Compass Cay is an absolute must-see in the Exumas. The marina is expensive but well worth a stay. Picture being allowed to motor your boat over the top of an aquarium, tie up to a dock on the surface, then go snorkeling around your boat for a look at large schools of fish, nurse sharks, and rays. Absolutely stunning. Compass’ marina also offers a community of tame nurse sharks that like to be massaged and hand fed.
Ashore there is plenty of hiking to be done, with Crescent Beach offering the main attraction. We were there in January, which is the off-season for the Bahamas and had this massive, gorgeous beach entirely to ourselves. Cresting the hill and taking in the sight of Crescent Beach made up for each and every cruising hardship that had brought us there.
Big Major / Staniel Cay
This is where the infamous swimming pigs can be found. To our thinking they are a must see only insofar as one needs to “check the box” of having seen them but the novelty wears off pretty quickly. Also one needs to use some measure of caution around the pigs: they are extremely aggressive in trying to get at any food cruisers carry ashore. Their sense of smell is absolutely amazing so forget trying to hide some food to dole out over time. You’ll find yourself dropping it and running away very quickly.
The good news is that Big Major is a crazy scenic anchorage all in its own right, and offers great protection from the prevailing easterly winds. The sun rises and sunsets there are dazzling.
Staniel Cay is a terrific shore destination. Although one can anchor nearer to Staniel Cay or dock right at the marina, navigation is tricky enough that most cruisers anchor at Big Major and take the long dinghy ride in to Staniel Cay when they wish to go ashore. The Staniel Cay Yacht Club is a Club in name only. It offers a casual bar for daytime cocktails / light fare and a more formal dining room for (reservation required) fine dining.
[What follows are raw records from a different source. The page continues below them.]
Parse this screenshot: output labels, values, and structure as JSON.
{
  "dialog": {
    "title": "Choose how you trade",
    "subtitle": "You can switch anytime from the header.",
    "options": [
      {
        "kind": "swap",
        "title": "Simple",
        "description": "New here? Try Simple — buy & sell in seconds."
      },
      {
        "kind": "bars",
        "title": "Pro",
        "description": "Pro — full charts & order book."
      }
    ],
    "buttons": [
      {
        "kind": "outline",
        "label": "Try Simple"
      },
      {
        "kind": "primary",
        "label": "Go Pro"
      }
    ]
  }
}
Ashore there is a small and very scenic cafe and a couple of small stores for (very basic) provisioning. It’s definitely worth the walk to take in a very authentically Bahamian destination.
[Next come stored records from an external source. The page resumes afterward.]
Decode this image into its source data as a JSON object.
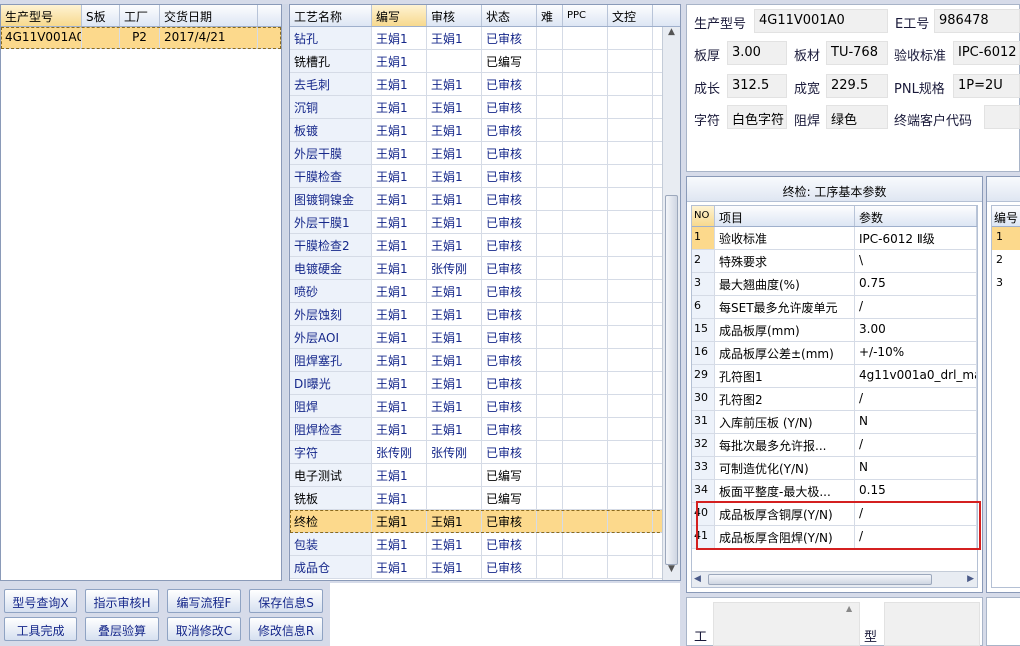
{
  "left_table": {
    "columns": [
      "生产型号",
      "S板",
      "工厂",
      "交货日期"
    ],
    "rows": [
      [
        "4G11V001A0",
        "",
        "P2",
        "2017/4/21"
      ]
    ]
  },
  "process_table": {
    "columns": [
      "工艺名称",
      "编写",
      "审核",
      "状态",
      "难",
      "PPC",
      "文控"
    ],
    "rows": [
      [
        "钻孔",
        "王娟1",
        "王娟1",
        "已审核"
      ],
      [
        "铣槽孔",
        "王娟1",
        "",
        "已编写"
      ],
      [
        "去毛刺",
        "王娟1",
        "王娟1",
        "已审核"
      ],
      [
        "沉铜",
        "王娟1",
        "王娟1",
        "已审核"
      ],
      [
        "板镀",
        "王娟1",
        "王娟1",
        "已审核"
      ],
      [
        "外层干膜",
        "王娟1",
        "王娟1",
        "已审核"
      ],
      [
        "干膜检查",
        "王娟1",
        "王娟1",
        "已审核"
      ],
      [
        "图镀铜镍金",
        "王娟1",
        "王娟1",
        "已审核"
      ],
      [
        "外层干膜1",
        "王娟1",
        "王娟1",
        "已审核"
      ],
      [
        "干膜检查2",
        "王娟1",
        "王娟1",
        "已审核"
      ],
      [
        "电镀硬金",
        "王娟1",
        "张传刚",
        "已审核"
      ],
      [
        "喷砂",
        "王娟1",
        "王娟1",
        "已审核"
      ],
      [
        "外层蚀刻",
        "王娟1",
        "王娟1",
        "已审核"
      ],
      [
        "外层AOI",
        "王娟1",
        "王娟1",
        "已审核"
      ],
      [
        "阻焊塞孔",
        "王娟1",
        "王娟1",
        "已审核"
      ],
      [
        "DI曝光",
        "王娟1",
        "王娟1",
        "已审核"
      ],
      [
        "阻焊",
        "王娟1",
        "王娟1",
        "已审核"
      ],
      [
        "阻焊检查",
        "王娟1",
        "王娟1",
        "已审核"
      ],
      [
        "字符",
        "张传刚",
        "张传刚",
        "已审核"
      ],
      [
        "电子测试",
        "王娟1",
        "",
        "已编写"
      ],
      [
        "铣板",
        "王娟1",
        "",
        "已编写"
      ],
      [
        "终检",
        "王娟1",
        "王娟1",
        "已审核"
      ],
      [
        "包装",
        "王娟1",
        "王娟1",
        "已审核"
      ],
      [
        "成品仓",
        "王娟1",
        "王娟1",
        "已审核"
      ]
    ],
    "selected_index": 21
  },
  "buttons": {
    "row1": [
      "型号查询X",
      "指示审核H",
      "编写流程F",
      "保存信息S"
    ],
    "row2": [
      "工具完成",
      "叠层验算",
      "取消修改C",
      "修改信息R"
    ]
  },
  "info": {
    "model_label": "生产型号",
    "model_value": "4G11V001A0",
    "e_label": "E工号",
    "e_value": "986478",
    "thick_label": "板厚",
    "thick_value": "3.00",
    "material_label": "板材",
    "material_value": "TU-768",
    "std_label": "验收标准",
    "std_value": "IPC-6012",
    "len_label": "成长",
    "len_value": "312.5",
    "width_label": "成宽",
    "width_value": "229.5",
    "pnl_label": "PNL规格",
    "pnl_value": "1P=2U",
    "char_label": "字符",
    "char_value": "白色字符",
    "mask_label": "阻焊",
    "mask_value": "绿色",
    "customer_label": "终端客户代码",
    "customer_value": ""
  },
  "params_panel": {
    "title": "终检: 工序基本参数",
    "columns": [
      "NO",
      "项目",
      "参数"
    ],
    "rows": [
      [
        "1",
        "验收标准",
        "IPC-6012 Ⅱ级"
      ],
      [
        "2",
        "特殊要求",
        "\\"
      ],
      [
        "3",
        "最大翘曲度(%)",
        "0.75"
      ],
      [
        "6",
        "每SET最多允许废单元",
        "/"
      ],
      [
        "15",
        "成品板厚(mm)",
        "3.00"
      ],
      [
        "16",
        "成品板厚公差±(mm)",
        "+/-10%"
      ],
      [
        "29",
        "孔符图1",
        "4g11v001a0_drl_ma"
      ],
      [
        "30",
        "孔符图2",
        "/"
      ],
      [
        "31",
        "入库前压板 (Y/N)",
        "N"
      ],
      [
        "32",
        "每批次最多允许报...",
        "/"
      ],
      [
        "33",
        "可制造优化(Y/N)",
        "N"
      ],
      [
        "34",
        "板面平整度-最大极...",
        "0.15"
      ],
      [
        "40",
        "成品板厚含铜厚(Y/N)",
        "/"
      ],
      [
        "41",
        "成品板厚含阻焊(Y/N)",
        "/"
      ]
    ]
  },
  "right_table": {
    "column": "编号",
    "rows": [
      "1",
      "2",
      "3"
    ]
  },
  "bottom_labels": {
    "left": "工",
    "right": "型"
  },
  "colors": {
    "selected_row": "#fcd98c",
    "highlight_border": "#d42020",
    "text_blue": "#15278a"
  }
}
Black Point is a very short sail from Big Major but is worth a look for a few reasons.
First, the anchorage is just as crazy scenic as Big Major.
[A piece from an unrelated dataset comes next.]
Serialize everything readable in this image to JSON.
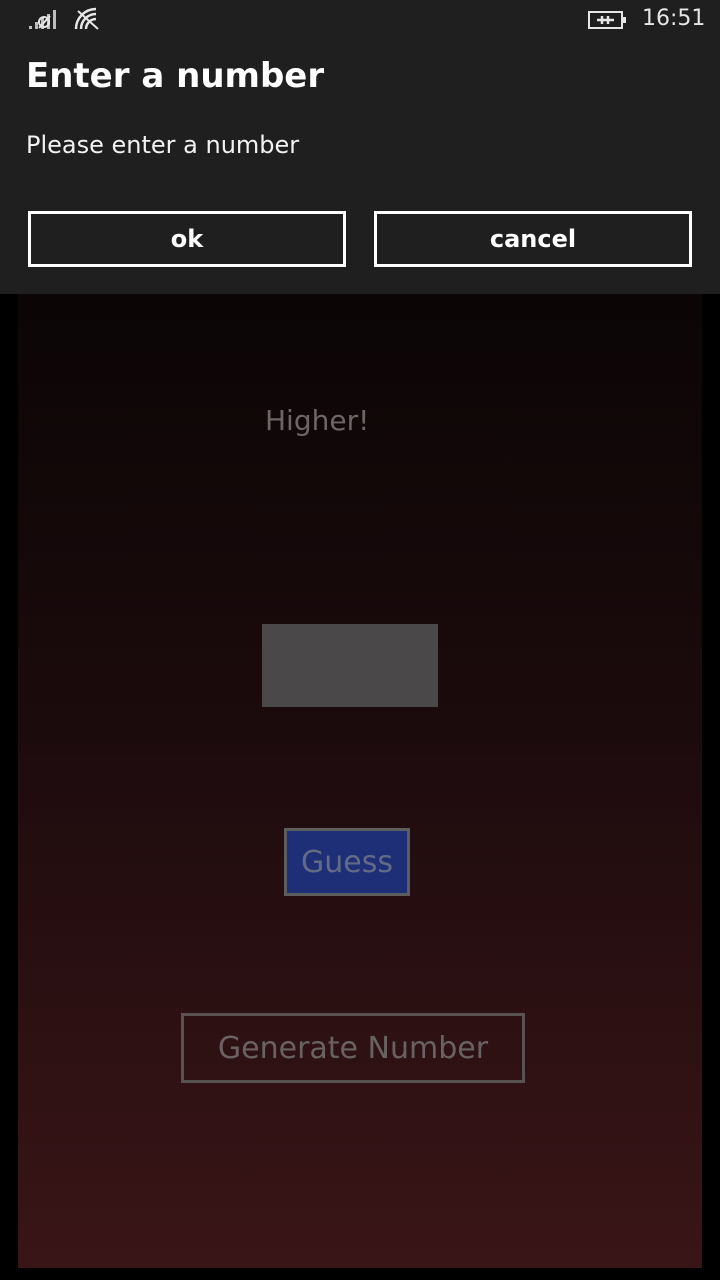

Second, there’s a charming little village to explore that has a similar vibe to Staniel Cay. You can get laundry done here and have drinks & food at one of the two festive little restaurants there.
Third, there is some very scenic hiking to be done on the uninhabited parts of the island.
Finally, Black Point provides a great jumping off point for the passage to Georgetown.
Many experienced live-aboard cruisers will spend most of the winter season in Georgetown. It offers the best opportunity to provision since Nassau as one makes one’s way down the Exuma chain of islands and offers a very active and friendly network of cruisers who organize a variety of events on a daily basis. They team up to offer one another spare parts and help with repairs, all organized using a daily radio “cruiser’s net” briefing over the VHF. Very cool. Ashore the small town is complimented by communities of winter homes and even a luxury resort with a great pool, restaurant and bar.